No specific permit or tax is required pursuant to a project finance transaction, except for the necessary permits required for the project itself. Additionally, depending on the financing structure, notarial, registration fees and stamp taxes may be applicable.
Oil and Gas
The principal entity in charge of regulating and supervising the oil and gas industry is the Secretary of Energy, who is in charge of compliance with the rules and regulations governing the market for oil and gas products, pursuant to Cabinet Decree No 36 of 2003.
With respect to the power (energy) sector, the National Authority for Public Services (Autoridad de los Servicios Públicos or ASEP) is the principal entity in charge of compliance with the rules and regulations related to the generation, distribution and transmission of power (electricity), primarily pursuant to Law No 6 of 3 February 1997 and Executive Decree No 22 of 19 June 1998.

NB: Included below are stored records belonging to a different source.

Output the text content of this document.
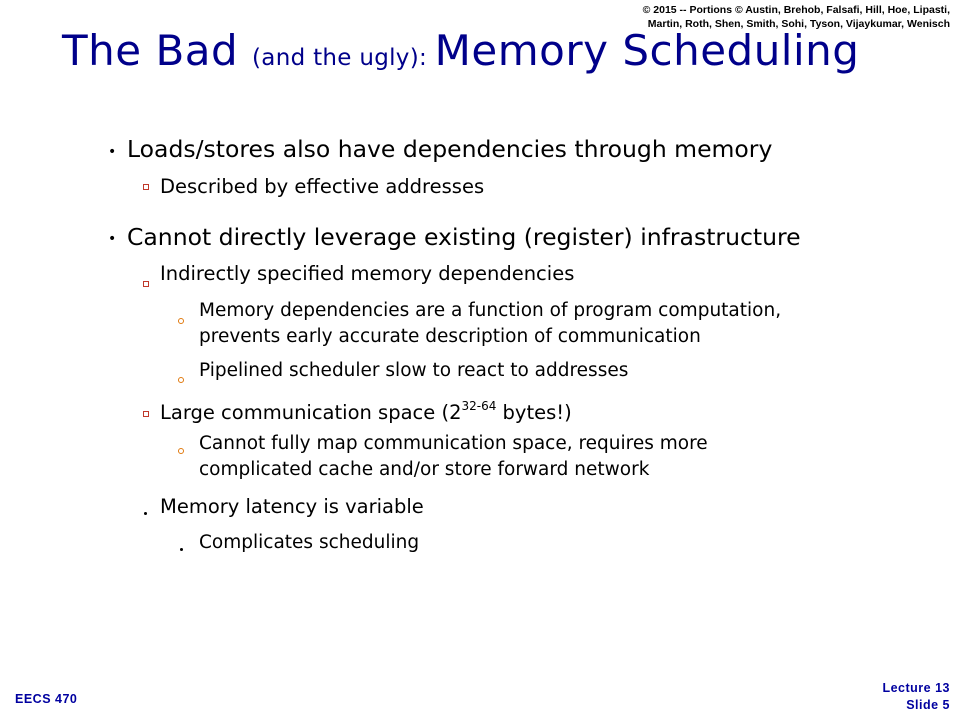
© 2015 -- Portions © Austin, Brehob, Falsafi, Hill, Hoe, Lipasti,
Martin, Roth, Shen, Smith, Sohi, Tyson, Vijaykumar, Wenisch
The Bad (and the ugly): Memory Scheduling
• Loads/stores also have dependencies through memory
Described by effective addresses
• Cannot directly leverage existing (register) infrastructure
Indirectly specified memory dependencies
Memory dependencies are a function of program computation,
prevents early accurate description of communication
Pipelined scheduler slow to react to addresses
Large communication space (2$^{32-64}$ bytes!)
Cannot fully map communication space, requires more
complicated cache and/or store forward network
Memory latency is variable
Complicates scheduling
EECS 470
Lecture 13
Slide 5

With respect to mining, the principal entity in charge is the Ministry of Commerce and Industry through its Directorate for Mineral Resources, which is in charge of regulating and supervising compliance with the Mineral Resource Code of Panama.
Generally, there are no restrictions on foreign investment in Panama, except for certain activities in which foreign governments (or government-owned entities) may be limited. There may also be relevant tax treaties that provide for a more favourable tax treatment. Typically, the project companies are corporations (sociedades anónimas), except for situations in which a shareholder of the project company is a US person, in which case, for US tax considerations, the project companies are typically structured as limited liability companies (sociedades de responsabilidad limitada).
The typical financing sources are banks and multilateral institutions. Nonetheless, various transactions have also been financed through export credit agencies. With respect to project bonds, these are typically used in a take-out or refinancing of a project, and not at a green-field stage.
There are no issues or considerations associated with the acquisition and export of natural resources in Panama.
With regard to approval and compliance with environmental impact studies, the principal rules and regulations are set out in Law No 41 of 1998 (General Environmental Law) and Executive Decree No 123 of 14 August 2009, which regulates the law. Compliance and regulation of the sector are within the purview of the Ministry of the Environment, including oil and gas, power and mining activities, insofar as they are environmentally sensitive activities.
The Criminal Code of Panama also plays a role in these activities with regard to the sections that pertain to environmental crimes, and where compliance with these sections is within the purview of the relevant public attorneys and judges.
In addition, the Sanitation Code and the Labour Code include rules regarding the applicable health and safety norms, with the Ministry of Health and the Ministry of Labour (respectively) being the relevant government authorities in charge of compliance with these rules.